= 2015 Renault UK Clio Cup =

The 2015 Renault UK Clio Cup is a multi-event, one make motor racing championship held across England and one event in Scotland. The championship features a mix of professional motor racing teams and privately funded drivers competing in the Clio Renaultsport 200 Turbo EDC that conform to the technical regulations for the championship. It forms part of the extensive program of support categories built up around the BTCC. It will be the 20th Renault Clio Cup United Kingdom season and the 40th of UK motorsport undertaken by Renault and Renault Sport.

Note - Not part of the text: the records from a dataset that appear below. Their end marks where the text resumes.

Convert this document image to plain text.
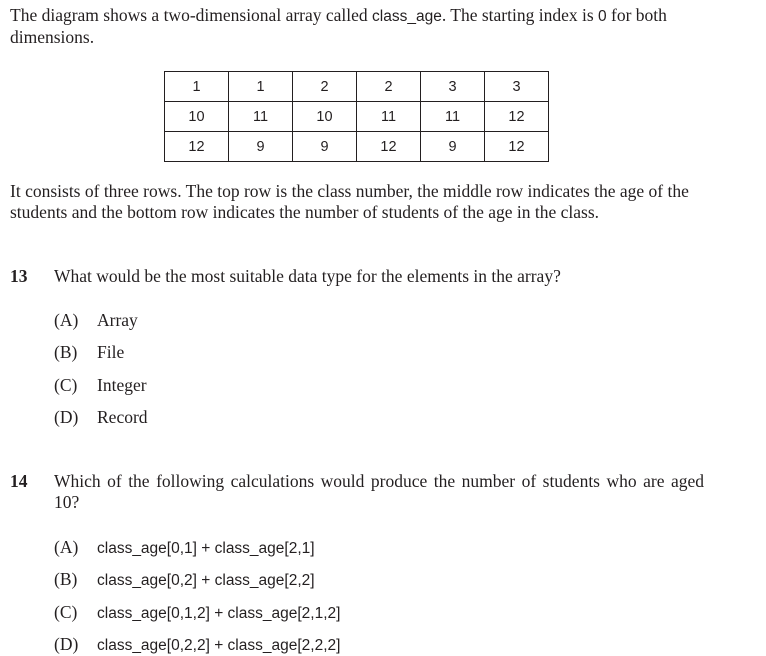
The diagram shows a two-dimensional array called class_age. The starting index is 0 for both dimensions.
1	1	2	2	3	3
10	11	10	11	11	12
12	9	9	12	9	12
It consists of three rows. The top row is the class number, the middle row indicates the age of the students and the bottom row indicates the number of students of the age in the class.
13 What would be the most suitable data type for the elements in the array?
(A) Array
(B) File
(C) Integer
(D) Record
14 Which of the following calculations would produce the number of students who are aged 10?
(A) class_age[0,1] + class_age[2,1]
(B) class_age[0,2] + class_age[2,2]
(C) class_age[0,1,2] + class_age[2,1,2]
(D) class_age[0,2,2] + class_age[2,2,2]
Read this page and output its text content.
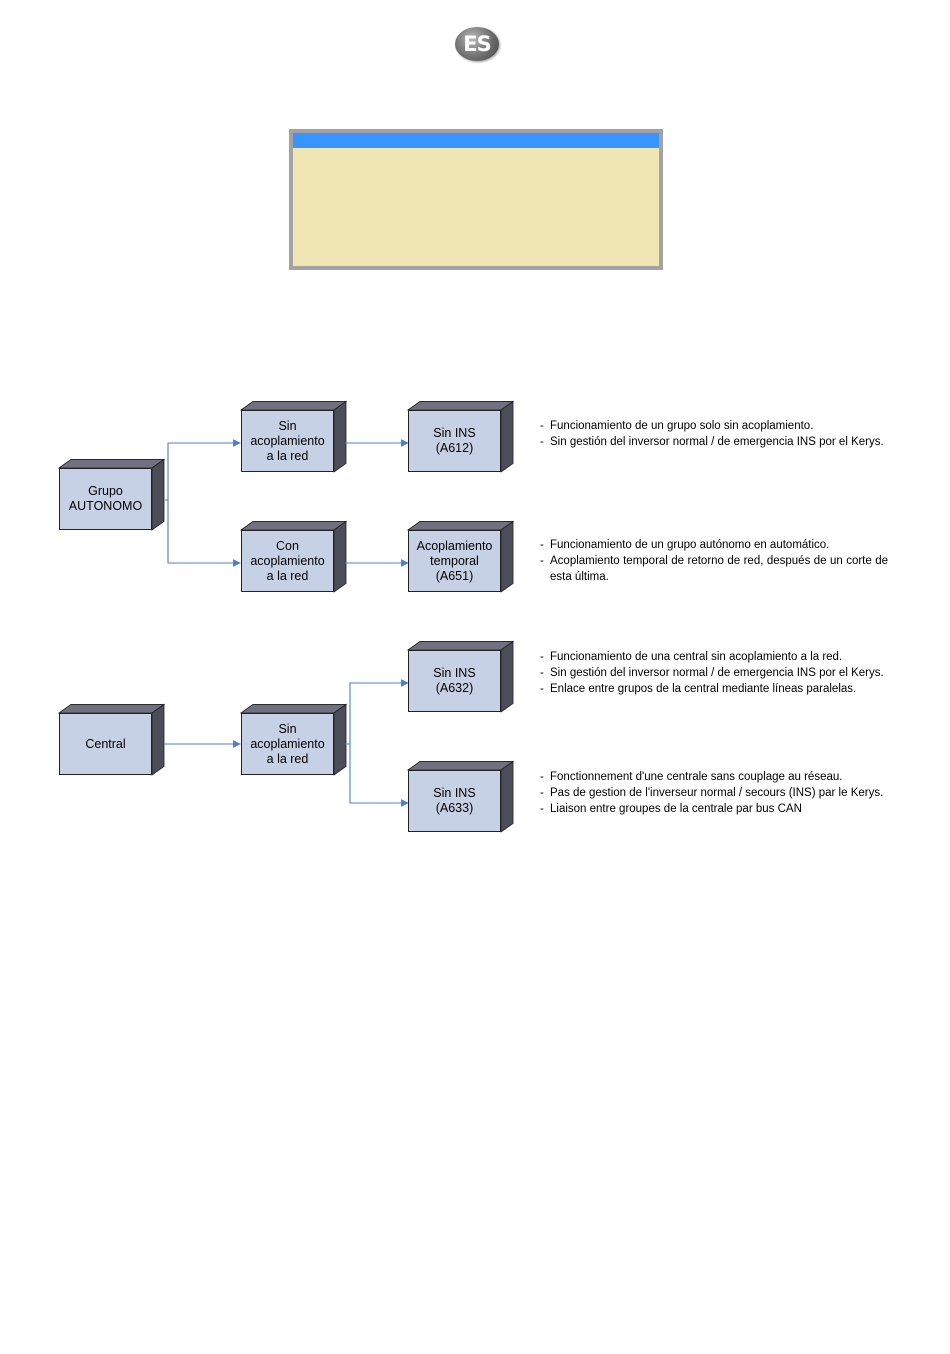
ES
Grupo
AUTONOMO
Sin
acoplamiento
a la red
Con
acoplamiento
a la red
Sin INS
(A612)
Acoplamiento
temporal
(A651)
Central
Sin
acoplamiento
a la red
Sin INS
(A632)
Sin INS
(A633)
- Funcionamiento de un grupo solo sin acoplamiento.
- Sin gestión del inversor normal / de emergencia INS por el Kerys.
- Funcionamiento de un grupo autónomo en automático.
- Acoplamiento temporal de retorno de red, después de un corte de esta última.
- Funcionamiento de una central sin acoplamiento a la red.
- Sin gestión del inversor normal / de emergencia INS por el Kerys.
- Enlace entre grupos de la central mediante líneas paralelas.
- Fonctionnement d'une centrale sans couplage au réseau.
- Pas de gestion de l'inverseur normal / secours (INS) par le Kerys.
- Liaison entre groupes de la centrale par bus CAN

The first race takes place on 5 April at Brands Hatch on the circuit's Indy configuration and concluded on 11 October at the same venue, utilising the Grand Prix circuit, after eighteen races held at nine meetings.

2014 champion Mike Bushell graduated to the BTCC for 2015 to drive for AmD Tuning.com, with vice-champion Josh Cook joining him at Power Maxed Racing – those two being amongst twelve Clio Cup graduates on the 2015 BTCC entry list.

==Teams and drivers==
All teams and drivers were British-registered, excepting UAE-registered Tom Grundy and Italian-registered Michele Puccetti.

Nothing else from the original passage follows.